Таланту незачем бегать от работы. Его к ней тянет. Шоу никогда не тратит времени впустую. Холл Кейн такой же. Отправился он на зиму в Швейцарию. Сразу представляешь себе, как он, играя в керлинг, носится по льду со шваброй или без шапки мчится с горки на санях с криком: Achtung![209] а находишь его в кабинете на верхнем этаже гостиницы, где он в тишине предается усердному труду. Однажды я вытащил его на свежий воздух. Кейн жил тогда в Санкт-Морице, в гостинице «Палас», а мы с племянницей остановились в Давосе. Шел снег, кататься было невозможно, однако дьявол всегда найдет занятие для праздных ног. Мы решили пойти потормошить Холла Кейна в разгар работы над новой книгой. Это был роман «Христианин». Часто хорошая книга оказывает влияние на самого автора. Кейн встретил нас приветливо, а когда я предложил прогуляться после обеда, кротко ответил, что будет очень рад.

Он сказал, что знает короткую дорогу до Понтрезины. В результате мы увязли в снегу по пояс.

— Теперь я знаю, где мы! — сказал Кейн. — Мы в ложбине. Надо было свернуть направо.

Мы немедленно свернули направо и оказались в снегу по шею.

— Я бывал в Понтрезине, — заметил я. — Не так уж там интересно.

— И то правда, — согласился Кейн.

Застрять в сугробе легче, чем выбраться из него. Смеркалось, когда мы доплелись до Целерины. Кейн отправился к себе по шпалам, а мы с племянницей побрели на станцию. Все еще валил снег.

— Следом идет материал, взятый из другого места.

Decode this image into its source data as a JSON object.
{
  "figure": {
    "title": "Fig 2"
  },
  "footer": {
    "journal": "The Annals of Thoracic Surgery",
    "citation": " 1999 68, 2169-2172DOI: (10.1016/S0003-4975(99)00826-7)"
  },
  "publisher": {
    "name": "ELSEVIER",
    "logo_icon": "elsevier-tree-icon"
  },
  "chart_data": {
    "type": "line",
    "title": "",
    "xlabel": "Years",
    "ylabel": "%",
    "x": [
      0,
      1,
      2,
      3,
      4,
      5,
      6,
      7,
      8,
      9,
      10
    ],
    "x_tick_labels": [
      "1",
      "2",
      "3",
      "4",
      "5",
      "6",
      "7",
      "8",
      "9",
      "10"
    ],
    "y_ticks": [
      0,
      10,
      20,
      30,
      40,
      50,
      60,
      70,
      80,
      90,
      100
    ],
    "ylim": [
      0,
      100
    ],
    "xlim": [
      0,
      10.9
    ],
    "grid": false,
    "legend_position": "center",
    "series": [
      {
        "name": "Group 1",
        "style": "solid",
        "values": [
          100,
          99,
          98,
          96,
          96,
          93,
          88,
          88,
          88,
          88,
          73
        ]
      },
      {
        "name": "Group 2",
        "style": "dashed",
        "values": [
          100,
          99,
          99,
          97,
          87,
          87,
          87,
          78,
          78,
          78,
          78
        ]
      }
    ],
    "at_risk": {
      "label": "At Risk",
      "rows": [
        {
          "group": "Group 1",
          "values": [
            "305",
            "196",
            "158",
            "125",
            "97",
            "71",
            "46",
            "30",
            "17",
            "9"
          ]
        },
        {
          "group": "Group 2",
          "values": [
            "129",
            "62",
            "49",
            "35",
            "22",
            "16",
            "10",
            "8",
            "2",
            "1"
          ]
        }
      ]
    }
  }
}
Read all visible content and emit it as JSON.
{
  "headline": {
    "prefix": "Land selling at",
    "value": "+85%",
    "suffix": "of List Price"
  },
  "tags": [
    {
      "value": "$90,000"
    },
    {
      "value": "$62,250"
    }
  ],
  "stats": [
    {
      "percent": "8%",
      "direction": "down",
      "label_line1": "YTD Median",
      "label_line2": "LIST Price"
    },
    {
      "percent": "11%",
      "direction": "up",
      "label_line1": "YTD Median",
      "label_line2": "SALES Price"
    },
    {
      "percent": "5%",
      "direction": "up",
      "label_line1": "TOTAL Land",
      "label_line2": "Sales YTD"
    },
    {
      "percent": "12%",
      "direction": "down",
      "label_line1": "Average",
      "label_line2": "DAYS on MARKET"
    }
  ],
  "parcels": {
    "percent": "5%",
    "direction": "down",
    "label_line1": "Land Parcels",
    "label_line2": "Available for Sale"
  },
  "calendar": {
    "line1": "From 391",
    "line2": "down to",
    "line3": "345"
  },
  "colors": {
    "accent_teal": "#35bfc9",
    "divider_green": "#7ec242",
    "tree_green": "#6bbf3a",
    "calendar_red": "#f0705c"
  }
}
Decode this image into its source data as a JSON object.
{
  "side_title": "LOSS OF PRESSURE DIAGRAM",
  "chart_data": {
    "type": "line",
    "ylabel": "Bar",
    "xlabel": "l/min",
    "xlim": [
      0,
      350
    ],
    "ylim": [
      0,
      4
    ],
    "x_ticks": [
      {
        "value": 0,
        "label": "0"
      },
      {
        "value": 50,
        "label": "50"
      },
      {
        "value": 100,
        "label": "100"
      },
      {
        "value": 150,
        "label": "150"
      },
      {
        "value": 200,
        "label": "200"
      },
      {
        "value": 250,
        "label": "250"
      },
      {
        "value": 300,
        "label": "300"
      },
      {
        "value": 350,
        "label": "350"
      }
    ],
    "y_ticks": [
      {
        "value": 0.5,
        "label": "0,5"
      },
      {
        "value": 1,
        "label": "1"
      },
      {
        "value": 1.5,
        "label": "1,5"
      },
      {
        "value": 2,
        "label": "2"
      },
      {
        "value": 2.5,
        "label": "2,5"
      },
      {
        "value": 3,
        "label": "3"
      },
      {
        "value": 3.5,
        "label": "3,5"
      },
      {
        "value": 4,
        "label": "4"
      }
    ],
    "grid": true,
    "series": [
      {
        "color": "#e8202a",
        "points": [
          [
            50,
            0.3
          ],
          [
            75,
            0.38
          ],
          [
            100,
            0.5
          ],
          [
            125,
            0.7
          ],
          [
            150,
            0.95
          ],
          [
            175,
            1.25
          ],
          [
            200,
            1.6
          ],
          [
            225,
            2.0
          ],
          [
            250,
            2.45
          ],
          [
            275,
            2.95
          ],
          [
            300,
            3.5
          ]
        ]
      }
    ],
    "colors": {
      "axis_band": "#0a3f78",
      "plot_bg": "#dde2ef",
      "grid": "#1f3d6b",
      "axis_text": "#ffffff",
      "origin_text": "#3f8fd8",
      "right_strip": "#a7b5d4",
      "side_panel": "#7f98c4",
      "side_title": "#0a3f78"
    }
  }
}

— Это не шутка, — сказал я племяннице, когда мы уже сидели в поезде. — Мы могли замерзнуть насмерть. Такое случается.

Моя племянница Нелли — набожная девушка и преданная поклонница Холла Кейна.

— Я бы, может, испугалась, — промолвила она, — если бы с нами не было мистера Кейна. Я совершенно уверена, что его оберегают свыше.

Раньше Санкт-Мориц был уютным тихим городком с единственной, по сути, гостиницей — «Кульм». Мы с женой остановились в «Паласе», когда его только-только открыли. С нас брали по семь франков в день, включая все услуги. Говорят, с тех пор цены выросли. Постояльцев набралось едва ли с десяток, в том числе один генерал в отставке, служивший раньше в Индии, — он страстно любил кататься на коньках.

— Сорок пять лет на коньках не стоял, — доверительно сообщил он мне в первое же утро. — А раньше недурственно катался. Надеюсь, навык быстро вернется.

Спортивный старикан заказал себе специальные щитки на случай падения: два для коленок, два для локтей и один для затылка.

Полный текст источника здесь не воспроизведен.